In January a progressive group called New Virginia Majority filed a lawsuit seeking to halt evictions from Tidewater Gardens, alleging the city had a “long and indisputable history of racial segregation in housing.” When the city halted evictions in May, New Virginia Majority’s lawyers worked with city officials to hammer out the terms: no move requirements for 180 days, extensions to use already issued vouchers, and acknowledgment that the city still needs to maintain the remaining homes. “This pandemic has amplified how particularly vulnerable this community of folks is,” says Lafeetah Byrum, a community organizer with New Virginia Majority.”

Residents are grateful for the pause, but Riddick argues that a true victory would be getting city officials to approve the construction of public housing elsewhere in the city before the demolition work begins. “We have enough land in Norfolk to house everyone in Norfolk right now,” he says.
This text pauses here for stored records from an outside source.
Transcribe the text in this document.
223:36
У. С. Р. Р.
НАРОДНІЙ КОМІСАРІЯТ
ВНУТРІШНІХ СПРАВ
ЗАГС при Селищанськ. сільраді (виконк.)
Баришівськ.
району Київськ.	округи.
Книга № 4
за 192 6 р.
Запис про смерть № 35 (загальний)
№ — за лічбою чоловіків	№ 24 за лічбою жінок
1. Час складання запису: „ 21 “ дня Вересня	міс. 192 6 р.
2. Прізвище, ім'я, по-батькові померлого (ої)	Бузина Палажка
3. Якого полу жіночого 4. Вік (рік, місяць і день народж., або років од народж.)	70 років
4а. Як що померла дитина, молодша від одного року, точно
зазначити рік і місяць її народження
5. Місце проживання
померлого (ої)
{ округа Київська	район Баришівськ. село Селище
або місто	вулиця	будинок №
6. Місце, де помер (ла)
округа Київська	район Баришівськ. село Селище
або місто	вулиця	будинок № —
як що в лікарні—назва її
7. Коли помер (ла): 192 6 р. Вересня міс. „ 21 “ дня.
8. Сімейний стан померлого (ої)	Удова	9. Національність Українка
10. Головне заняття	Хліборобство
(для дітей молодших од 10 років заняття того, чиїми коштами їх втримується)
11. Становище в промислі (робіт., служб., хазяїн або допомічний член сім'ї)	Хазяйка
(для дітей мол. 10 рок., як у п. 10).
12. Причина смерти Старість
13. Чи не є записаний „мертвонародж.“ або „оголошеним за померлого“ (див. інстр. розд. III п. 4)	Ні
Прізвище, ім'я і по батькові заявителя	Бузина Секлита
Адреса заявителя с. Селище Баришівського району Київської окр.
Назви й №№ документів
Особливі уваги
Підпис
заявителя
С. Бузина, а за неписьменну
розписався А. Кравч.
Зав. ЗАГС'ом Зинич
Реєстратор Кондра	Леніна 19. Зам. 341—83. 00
Earlier this month, Norfolk received another federal grant: $14.4 million from the Department of Transportation to redevelop the roads that have cut off St. Paul’s for so long. It will help connect the redeveloped neighborhood to the rest of the city.
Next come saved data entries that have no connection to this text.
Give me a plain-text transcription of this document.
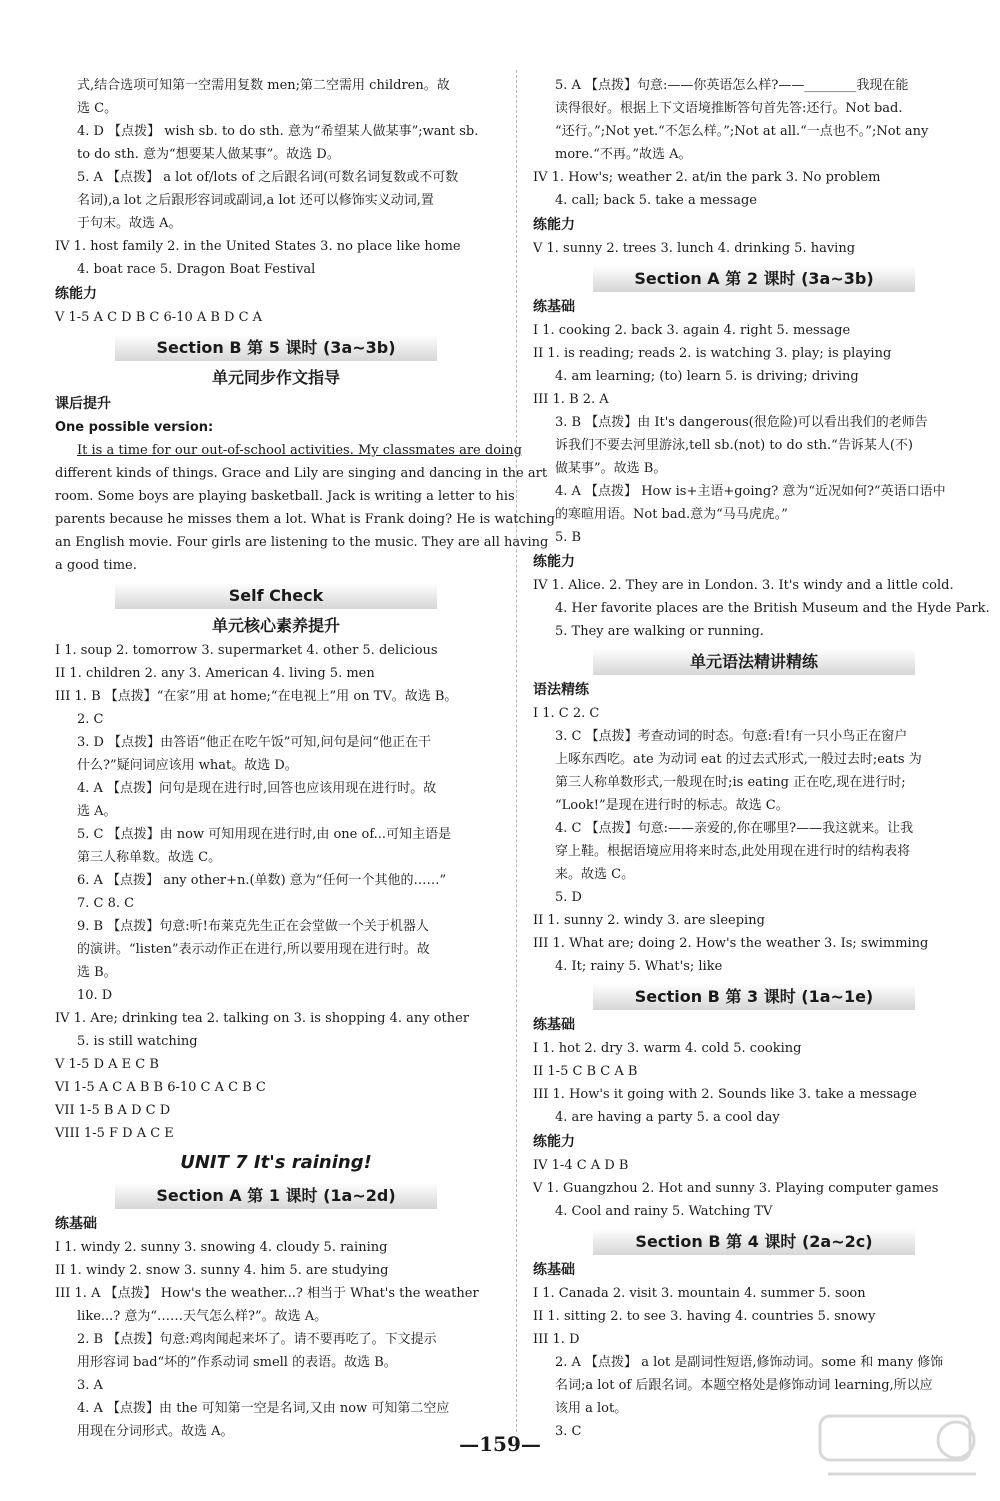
式,结合选项可知第一空需用复数 men;第二空需用 children。故
选 C。
4. D 【点拨】 wish sb. to do sth. 意为“希望某人做某事”;want sb.
to do sth. 意为“想要某人做某事”。故选 D。
5. A 【点拨】 a lot of/lots of 之后跟名词(可数名词复数或不可数
名词),a lot 之后跟形容词或副词,a lot 还可以修饰实义动词,置
于句末。故选 A。
IV 1. host family 2. in the United States 3. no place like home
4. boat race 5. Dragon Boat Festival
练能力
V 1-5 A C D B C 6-10 A B D C A
Section B 第 5 课时 (3a~3b)
单元同步作文指导
课后提升
One possible version:
It is a time for our out-of-school activities. My classmates are doing
different kinds of things. Grace and Lily are singing and dancing in the art
room. Some boys are playing basketball. Jack is writing a letter to his
parents because he misses them a lot. What is Frank doing? He is watching
an English movie. Four girls are listening to the music. They are all having
a good time.
Self Check
单元核心素养提升
I 1. soup 2. tomorrow 3. supermarket 4. other 5. delicious
II 1. children 2. any 3. American 4. living 5. men
III 1. B 【点拨】“在家”用 at home;“在电视上”用 on TV。故选 B。
2. C
3. D 【点拨】由答语“他正在吃午饭”可知,问句是问“他正在干
什么?”疑问词应该用 what。故选 D。
4. A 【点拨】问句是现在进行时,回答也应该用现在进行时。故
选 A。
5. C 【点拨】由 now 可知用现在进行时,由 one of...可知主语是
第三人称单数。故选 C。
6. A 【点拨】 any other+n.(单数) 意为“任何一个其他的……”
7. C 8. C
9. B 【点拨】句意:听!布莱克先生正在会堂做一个关于机器人
的演讲。“listen”表示动作正在进行,所以要用现在进行时。故
选 B。
10. D
IV 1. Are; drinking tea 2. talking on 3. is shopping 4. any other
5. is still watching
V 1-5 D A E C B
VI 1-5 A C A B B 6-10 C A C B C
VII 1-5 B A D C D
VIII 1-5 F D A C E
UNIT 7 It's raining!
Section A 第 1 课时 (1a~2d)
练基础
I 1. windy 2. sunny 3. snowing 4. cloudy 5. raining
II 1. windy 2. snow 3. sunny 4. him 5. are studying
III 1. A 【点拨】 How's the weather...? 相当于 What's the weather
like...? 意为“……天气怎么样?”。故选 A。
2. B 【点拨】句意:鸡肉闻起来坏了。请不要再吃了。下文提示
用形容词 bad“坏的”作系动词 smell 的表语。故选 B。
3. A
4. A 【点拨】由 the 可知第一空是名词,又由 now 可知第二空应
用现在分词形式。故选 A。
5. A 【点拨】句意:——你英语怎么样?——________我现在能
读得很好。根据上下文语境推断答句首先答:还行。Not bad.
“还行。”;Not yet.“不怎么样。”;Not at all.“一点也不。”;Not any
more.“不再。”故选 A。
IV 1. How's; weather 2. at/in the park 3. No problem
4. call; back 5. take a message
练能力
V 1. sunny 2. trees 3. lunch 4. drinking 5. having
Section A 第 2 课时 (3a~3b)
练基础
I 1. cooking 2. back 3. again 4. right 5. message
II 1. is reading; reads 2. is watching 3. play; is playing
4. am learning; (to) learn 5. is driving; driving
III 1. B 2. A
3. B 【点拨】由 It's dangerous(很危险)可以看出我们的老师告
诉我们不要去河里游泳,tell sb.(not) to do sth.“告诉某人(不)
做某事”。故选 B。
4. A 【点拨】 How is+主语+going? 意为“近况如何?”英语口语中
的寒暄用语。Not bad.意为“马马虎虎。”
5. B
练能力
IV 1. Alice. 2. They are in London. 3. It's windy and a little cold.
4. Her favorite places are the British Museum and the Hyde Park.
5. They are walking or running.
单元语法精讲精练
语法精练
I 1. C 2. C
3. C 【点拨】考查动词的时态。句意:看!有一只小鸟正在窗户
上啄东西吃。ate 为动词 eat 的过去式形式,一般过去时;eats 为
第三人称单数形式,一般现在时;is eating 正在吃,现在进行时;
“Look!”是现在进行时的标志。故选 C。
4. C 【点拨】句意:——亲爱的,你在哪里?——我这就来。让我
穿上鞋。根据语境应用将来时态,此处用现在进行时的结构表将
来。故选 C。
5. D
II 1. sunny 2. windy 3. are sleeping
III 1. What are; doing 2. How's the weather 3. Is; swimming
4. It; rainy 5. What's; like
Section B 第 3 课时 (1a~1e)
练基础
I 1. hot 2. dry 3. warm 4. cold 5. cooking
II 1-5 C B C A B
III 1. How's it going with 2. Sounds like 3. take a message
4. are having a party 5. a cool day
练能力
IV 1-4 C A D B
V 1. Guangzhou 2. Hot and sunny 3. Playing computer games
4. Cool and rainy 5. Watching TV
Section B 第 4 课时 (2a~2c)
练基础
I 1. Canada 2. visit 3. mountain 4. summer 5. soon
II 1. sitting 2. to see 3. having 4. countries 5. snowy
III 1. D
2. A 【点拨】 a lot 是副词性短语,修饰动词。some 和 many 修饰
名词;a lot of 后跟名词。本题空格处是修饰动词 learning,所以应
该用 a lot。
3. C
—159—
Meanwhile, St. Paul’s as it exists today is set to become history—or at least a piece of it. A planned greenway to curb flooding will include a “cultural trail” highlighting the neighborhood and the contributions of its residents. “They want to make Norfolk look like Virginia Beach,” Daniels says, referring to the neighboring city across the water, which is one-fifth Black. “Plow our history over.”